If the proposal violates a fundamental principle for the EU then her lack of people skills was irrelevant to the proposals being rejected, and at most affected the tone of the dismissal of her proposal surely? And that being the case a harsher dismissal is even better than a teasing fudge, since it means future attempts to kick the can are limited since there is the thinnest of hopes this type of deal can be made, and so we can think about others now.
"For me the next decision was one of the most shameful that the NEC has made."
"the Momentum members, with 60% of the vote, now control 100% of the seats, and the message to the other 40% is that they do not deserve a voice"
"our inboxes are clogged with a tiny percentage of the half-million members, egged on by Momentum... a significant number of members hate Labour MPs, individually and collectively, especially for trying to get rid of Jeremy in 2016, and would be happy to purge the lot of them"
"This is not the kinder, gentler politics which Jeremy promised in 2015. The next report, after conference, will be my last as a member of the NEC, and it is now for others to find a way back from the edge."
It seems inevitable now that there will either be customs border down the Irish Sea, or between Ulster and the Republic, so why not put it to a vote?
Thatcher was a visionary when she created the Single Market.
https://twitter.com/thomasknox/status/1042876716035854336
https://twitter.com/thomasknox/status/967405700753305605
But she has failed, and her staying on is not helping any more, even if, ugh, it means Boris gets a chance to attempt something.
I simply do not understand how anyone thought that Chequers would be acceptable. You have to assume that the EU negotiators are lying about the four freedoms, and there is no evidence to think that they are.
I think the EU similarly seems to fail to understand the governments position on Northern Ireland. May is not kidding on that one either.
Lord knows where we are now.
Hunt is Foreign Sec.
Now don’t get me wrong a good deal is preferred option, and I still think something will emerge.
However, I’d walk rather than totally kowtow.
Today hasn’t been great all round. Two sides woefully sailing past each other in thought and deed. But there again it’s been like that one way or another since 1973, which is why we are where we are.

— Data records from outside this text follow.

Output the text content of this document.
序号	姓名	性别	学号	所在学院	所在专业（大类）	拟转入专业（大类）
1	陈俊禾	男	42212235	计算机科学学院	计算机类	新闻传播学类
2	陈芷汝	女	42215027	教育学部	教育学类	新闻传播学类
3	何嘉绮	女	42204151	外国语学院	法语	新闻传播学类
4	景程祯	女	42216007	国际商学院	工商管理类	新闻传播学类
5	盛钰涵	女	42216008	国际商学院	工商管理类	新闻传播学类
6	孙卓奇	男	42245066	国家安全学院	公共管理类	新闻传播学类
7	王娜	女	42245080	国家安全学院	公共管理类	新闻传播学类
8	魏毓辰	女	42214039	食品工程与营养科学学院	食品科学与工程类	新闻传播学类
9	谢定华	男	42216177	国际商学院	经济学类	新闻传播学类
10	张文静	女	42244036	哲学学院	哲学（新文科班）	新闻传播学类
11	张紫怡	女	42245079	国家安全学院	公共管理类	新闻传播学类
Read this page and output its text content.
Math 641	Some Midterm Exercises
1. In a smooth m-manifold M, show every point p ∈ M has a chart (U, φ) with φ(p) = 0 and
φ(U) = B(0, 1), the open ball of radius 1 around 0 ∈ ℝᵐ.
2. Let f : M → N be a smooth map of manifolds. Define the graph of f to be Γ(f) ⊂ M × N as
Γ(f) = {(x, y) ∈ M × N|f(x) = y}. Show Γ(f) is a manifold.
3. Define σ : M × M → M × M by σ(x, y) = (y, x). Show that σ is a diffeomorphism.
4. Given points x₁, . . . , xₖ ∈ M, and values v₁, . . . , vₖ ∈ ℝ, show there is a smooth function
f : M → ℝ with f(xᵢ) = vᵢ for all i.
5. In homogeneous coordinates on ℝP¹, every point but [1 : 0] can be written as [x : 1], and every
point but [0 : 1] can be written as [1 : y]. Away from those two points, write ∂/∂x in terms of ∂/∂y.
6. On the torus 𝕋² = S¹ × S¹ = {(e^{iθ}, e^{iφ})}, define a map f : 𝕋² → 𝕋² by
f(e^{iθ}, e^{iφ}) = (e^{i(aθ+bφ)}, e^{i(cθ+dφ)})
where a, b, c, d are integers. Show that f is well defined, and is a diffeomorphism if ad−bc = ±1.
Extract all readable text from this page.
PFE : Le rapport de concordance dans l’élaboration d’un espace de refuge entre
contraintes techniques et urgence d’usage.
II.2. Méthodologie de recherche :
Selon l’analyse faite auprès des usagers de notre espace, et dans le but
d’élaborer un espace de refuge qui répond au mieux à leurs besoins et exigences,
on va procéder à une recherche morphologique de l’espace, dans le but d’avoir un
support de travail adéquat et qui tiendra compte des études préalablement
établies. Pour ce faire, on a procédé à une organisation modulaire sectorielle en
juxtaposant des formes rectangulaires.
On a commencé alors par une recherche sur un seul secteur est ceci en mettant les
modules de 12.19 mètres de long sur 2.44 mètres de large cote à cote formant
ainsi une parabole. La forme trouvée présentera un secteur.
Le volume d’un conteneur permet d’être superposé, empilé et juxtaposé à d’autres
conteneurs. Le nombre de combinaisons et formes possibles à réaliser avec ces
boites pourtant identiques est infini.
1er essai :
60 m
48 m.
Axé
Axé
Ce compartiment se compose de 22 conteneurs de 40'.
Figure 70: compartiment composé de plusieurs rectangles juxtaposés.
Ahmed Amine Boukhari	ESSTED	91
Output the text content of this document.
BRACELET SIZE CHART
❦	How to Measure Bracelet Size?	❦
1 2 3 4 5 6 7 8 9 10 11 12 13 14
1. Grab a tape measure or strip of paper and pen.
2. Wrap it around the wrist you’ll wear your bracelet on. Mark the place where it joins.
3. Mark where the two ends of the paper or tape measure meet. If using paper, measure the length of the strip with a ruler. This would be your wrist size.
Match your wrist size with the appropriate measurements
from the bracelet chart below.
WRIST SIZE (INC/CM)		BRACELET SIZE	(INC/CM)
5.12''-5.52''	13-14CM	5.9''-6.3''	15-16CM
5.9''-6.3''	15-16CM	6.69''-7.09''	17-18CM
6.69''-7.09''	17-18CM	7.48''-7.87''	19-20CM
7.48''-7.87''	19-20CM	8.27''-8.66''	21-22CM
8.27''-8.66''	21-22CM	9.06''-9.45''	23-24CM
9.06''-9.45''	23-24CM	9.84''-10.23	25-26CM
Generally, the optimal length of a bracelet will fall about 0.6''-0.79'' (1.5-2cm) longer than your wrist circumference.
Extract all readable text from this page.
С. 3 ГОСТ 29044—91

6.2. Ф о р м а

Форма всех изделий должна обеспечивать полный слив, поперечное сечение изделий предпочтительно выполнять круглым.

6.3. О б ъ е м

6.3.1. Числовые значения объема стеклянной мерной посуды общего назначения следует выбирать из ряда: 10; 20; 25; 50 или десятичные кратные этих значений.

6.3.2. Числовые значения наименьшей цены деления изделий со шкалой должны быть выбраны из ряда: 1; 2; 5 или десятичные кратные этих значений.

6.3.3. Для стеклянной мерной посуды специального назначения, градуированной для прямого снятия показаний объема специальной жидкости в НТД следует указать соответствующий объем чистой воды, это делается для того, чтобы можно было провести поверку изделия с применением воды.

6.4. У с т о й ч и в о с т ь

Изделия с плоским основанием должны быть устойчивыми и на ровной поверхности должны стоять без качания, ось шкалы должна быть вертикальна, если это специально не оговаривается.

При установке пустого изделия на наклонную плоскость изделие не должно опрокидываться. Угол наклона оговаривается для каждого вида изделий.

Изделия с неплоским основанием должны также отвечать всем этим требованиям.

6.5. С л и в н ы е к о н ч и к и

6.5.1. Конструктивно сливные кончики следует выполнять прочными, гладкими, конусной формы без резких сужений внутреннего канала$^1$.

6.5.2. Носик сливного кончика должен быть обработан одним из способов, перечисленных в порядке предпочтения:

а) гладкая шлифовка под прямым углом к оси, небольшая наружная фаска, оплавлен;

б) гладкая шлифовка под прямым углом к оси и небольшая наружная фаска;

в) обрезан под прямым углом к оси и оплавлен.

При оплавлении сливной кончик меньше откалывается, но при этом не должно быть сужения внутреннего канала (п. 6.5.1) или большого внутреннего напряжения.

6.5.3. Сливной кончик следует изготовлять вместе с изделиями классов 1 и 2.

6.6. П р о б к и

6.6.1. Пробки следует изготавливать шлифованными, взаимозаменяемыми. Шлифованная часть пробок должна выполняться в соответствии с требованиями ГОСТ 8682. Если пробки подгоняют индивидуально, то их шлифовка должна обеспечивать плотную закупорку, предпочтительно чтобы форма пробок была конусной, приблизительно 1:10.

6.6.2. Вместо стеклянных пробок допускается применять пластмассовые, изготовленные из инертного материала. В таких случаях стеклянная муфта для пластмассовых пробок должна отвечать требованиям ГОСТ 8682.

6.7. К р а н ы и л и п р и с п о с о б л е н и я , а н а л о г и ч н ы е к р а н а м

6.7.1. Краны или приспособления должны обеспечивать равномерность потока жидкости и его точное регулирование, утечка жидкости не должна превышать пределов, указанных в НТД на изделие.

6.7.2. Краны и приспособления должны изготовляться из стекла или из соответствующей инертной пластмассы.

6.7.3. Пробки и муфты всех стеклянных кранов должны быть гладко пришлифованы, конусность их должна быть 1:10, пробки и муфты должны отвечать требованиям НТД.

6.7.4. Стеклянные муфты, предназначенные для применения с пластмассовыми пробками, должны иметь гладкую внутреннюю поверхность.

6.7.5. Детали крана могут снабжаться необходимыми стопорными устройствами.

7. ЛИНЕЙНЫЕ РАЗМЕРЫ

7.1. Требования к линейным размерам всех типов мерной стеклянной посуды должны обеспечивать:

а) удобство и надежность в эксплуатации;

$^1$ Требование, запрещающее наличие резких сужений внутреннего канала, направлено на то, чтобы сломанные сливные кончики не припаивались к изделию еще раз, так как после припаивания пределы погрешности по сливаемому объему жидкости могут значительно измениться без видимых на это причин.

Indeed, his being in the Far East is an interesting Macavity act, for a man on manouveres.
I don't know where Raab was today.
I'd probably vote remain in a second referendum as I lack the spine and stomach for a continued fight, but trying to be objective about things (I said 'try', not always successively) if one approach has failed its surely better to acknowledge it and try something else at least, and the EU at least closed a door firmly today rather than being too mealy mouthed about it.
I think there would be a strong majority in NI for staying in both of these arrangements, while also remaining part of the United Kingdom. In effect the EU backstop really does allow Ulster to 'have it's cake and eat it', just not the rest of the UK. If this passes by a referendum, the decision carries democratic weight.